China said the four-nation alliance—comprising India, the US, Japan and Australia—should stop driving wedges between regional countries.

China on Wednesday lambasted against the upcoming Quad Foreign Ministers' meeting on Friday and accused the members, including India and US, of creating a bloc confrontation and having a “cold war mentality.”

In a media briefing, Chinese Foreign Ministry spokesman Zhao Lijian said the four-nation alliance should stop driving wedges between regional countries.

"We oppose exclusive blocs to create bloc confrontation,” Lijian said while answering a question on the Foreign Ministers' meeting of the Quad.

"We hope that the US and relevant countries can get a clear picture of the situation, feel relaxed, abandon the Cold War mentality, stop driving wedges between regional countries and contribute to regional peace, stability and prosperity,” he said.

The Quad came into being in November 2017, when the US, Australia, India and Japan gave shape to the long-pending proposal of setting up the Quad to develop a new strategy to keep the critical sea routes in the Indo-Pacific free of any influence, amidst China's growing military presence in the strategic region.

The foreign ministers from the four countries will be participating in the Quadrilateral Security Dialogue in Melbourne on Friday.

India’s Ministry of External Affairs (MEA) said that it will be an opportunity for the ministers to follow up on their virtual meeting held in February last year and exchange views on regional strategic issues given their shared vision of a free, open and inclusive Indo-Pacific region.

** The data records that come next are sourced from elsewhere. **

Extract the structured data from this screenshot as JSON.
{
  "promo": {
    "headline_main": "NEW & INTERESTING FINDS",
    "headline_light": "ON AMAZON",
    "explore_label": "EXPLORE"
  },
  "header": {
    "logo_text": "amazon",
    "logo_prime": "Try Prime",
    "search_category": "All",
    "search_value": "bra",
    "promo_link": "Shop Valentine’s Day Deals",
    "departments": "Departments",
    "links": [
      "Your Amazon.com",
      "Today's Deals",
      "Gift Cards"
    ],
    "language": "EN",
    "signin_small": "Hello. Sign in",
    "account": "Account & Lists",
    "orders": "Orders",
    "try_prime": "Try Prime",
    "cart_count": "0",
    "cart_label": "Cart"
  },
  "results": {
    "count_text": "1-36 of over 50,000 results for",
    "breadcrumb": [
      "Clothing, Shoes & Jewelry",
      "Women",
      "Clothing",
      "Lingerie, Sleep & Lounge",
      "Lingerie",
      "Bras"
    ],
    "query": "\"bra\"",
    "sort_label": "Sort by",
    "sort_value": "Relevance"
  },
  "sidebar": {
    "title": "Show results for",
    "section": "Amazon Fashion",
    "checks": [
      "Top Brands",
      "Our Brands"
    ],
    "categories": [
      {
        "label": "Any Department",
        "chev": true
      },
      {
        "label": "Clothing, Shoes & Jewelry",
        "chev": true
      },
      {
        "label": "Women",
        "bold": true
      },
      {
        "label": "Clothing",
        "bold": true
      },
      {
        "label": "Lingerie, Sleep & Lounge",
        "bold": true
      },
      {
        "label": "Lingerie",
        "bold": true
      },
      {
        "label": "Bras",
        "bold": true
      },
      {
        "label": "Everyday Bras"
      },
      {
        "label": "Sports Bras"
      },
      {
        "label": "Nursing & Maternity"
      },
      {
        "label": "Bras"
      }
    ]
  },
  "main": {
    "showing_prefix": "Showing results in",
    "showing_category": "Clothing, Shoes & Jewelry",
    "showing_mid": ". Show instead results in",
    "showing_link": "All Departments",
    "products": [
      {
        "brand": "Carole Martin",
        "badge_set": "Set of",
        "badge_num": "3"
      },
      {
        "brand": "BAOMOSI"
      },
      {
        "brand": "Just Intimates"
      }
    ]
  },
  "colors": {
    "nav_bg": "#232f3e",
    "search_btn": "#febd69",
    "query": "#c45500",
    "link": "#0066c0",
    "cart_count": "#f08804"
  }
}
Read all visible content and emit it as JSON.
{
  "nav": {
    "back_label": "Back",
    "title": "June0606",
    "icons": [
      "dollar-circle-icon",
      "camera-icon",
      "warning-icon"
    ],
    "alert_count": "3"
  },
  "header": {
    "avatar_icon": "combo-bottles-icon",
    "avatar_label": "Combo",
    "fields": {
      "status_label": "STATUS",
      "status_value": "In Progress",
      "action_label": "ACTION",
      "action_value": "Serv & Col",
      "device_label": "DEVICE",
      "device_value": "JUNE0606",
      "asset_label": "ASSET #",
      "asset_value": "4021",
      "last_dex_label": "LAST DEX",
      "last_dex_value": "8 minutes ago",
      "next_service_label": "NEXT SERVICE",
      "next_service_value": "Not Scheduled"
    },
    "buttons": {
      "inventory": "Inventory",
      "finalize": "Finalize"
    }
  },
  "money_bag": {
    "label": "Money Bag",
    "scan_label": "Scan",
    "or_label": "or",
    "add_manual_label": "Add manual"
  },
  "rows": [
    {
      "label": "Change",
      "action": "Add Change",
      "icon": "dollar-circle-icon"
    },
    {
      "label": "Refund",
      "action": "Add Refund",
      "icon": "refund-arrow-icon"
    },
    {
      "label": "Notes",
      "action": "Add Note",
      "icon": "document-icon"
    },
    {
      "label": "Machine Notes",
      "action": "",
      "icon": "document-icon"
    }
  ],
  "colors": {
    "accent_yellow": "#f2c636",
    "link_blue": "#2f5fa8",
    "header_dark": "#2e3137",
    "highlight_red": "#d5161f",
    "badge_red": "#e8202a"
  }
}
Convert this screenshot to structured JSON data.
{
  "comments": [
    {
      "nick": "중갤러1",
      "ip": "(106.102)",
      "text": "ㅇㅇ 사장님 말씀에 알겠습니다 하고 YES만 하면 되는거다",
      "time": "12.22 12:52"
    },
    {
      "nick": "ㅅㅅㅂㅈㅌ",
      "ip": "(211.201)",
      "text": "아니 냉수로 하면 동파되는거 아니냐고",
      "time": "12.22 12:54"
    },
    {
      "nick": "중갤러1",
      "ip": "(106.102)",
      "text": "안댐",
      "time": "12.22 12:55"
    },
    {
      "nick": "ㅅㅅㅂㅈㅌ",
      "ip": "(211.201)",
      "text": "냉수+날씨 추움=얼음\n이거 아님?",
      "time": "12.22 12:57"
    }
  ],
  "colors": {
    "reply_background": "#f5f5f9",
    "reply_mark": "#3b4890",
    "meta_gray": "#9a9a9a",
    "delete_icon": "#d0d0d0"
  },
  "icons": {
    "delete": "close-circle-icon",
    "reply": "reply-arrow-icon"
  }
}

The Quad meeting comes amid heightened tension over Russia’s military build-up on the Ukrainian border.

The four countries are expected to reaffirm the importance of the rules-based order and discuss the challenges posed to it by China, said Daniel Kritenbrink, the assistant secretary of state for East Asian and Pacific affairs while speaking to reporters in Washington on February 4.

He also said the Ukraine situation, in which it is feared Russia will further invade its neighbouring country, could be a topic to be dealt with in the Quad context, given that the four countries are key democracies in the Indo-Pacific and the issue involves a threat to the rules-based global order.

“In this era of intense competition, changing strategic landscapes, economic coercion and, of course, this very difficult global pandemic, there is no greater global partnership than what we’re trying to accomplish through the Quad,” the official said.

The last Quad foreign ministerial meeting held in person was in October 2020 in Japan. The leaders of the Quad met at the White House in September last year, and Japanese Prime Minister Fumio Kishida is planning to host the next summit in his country in the spring.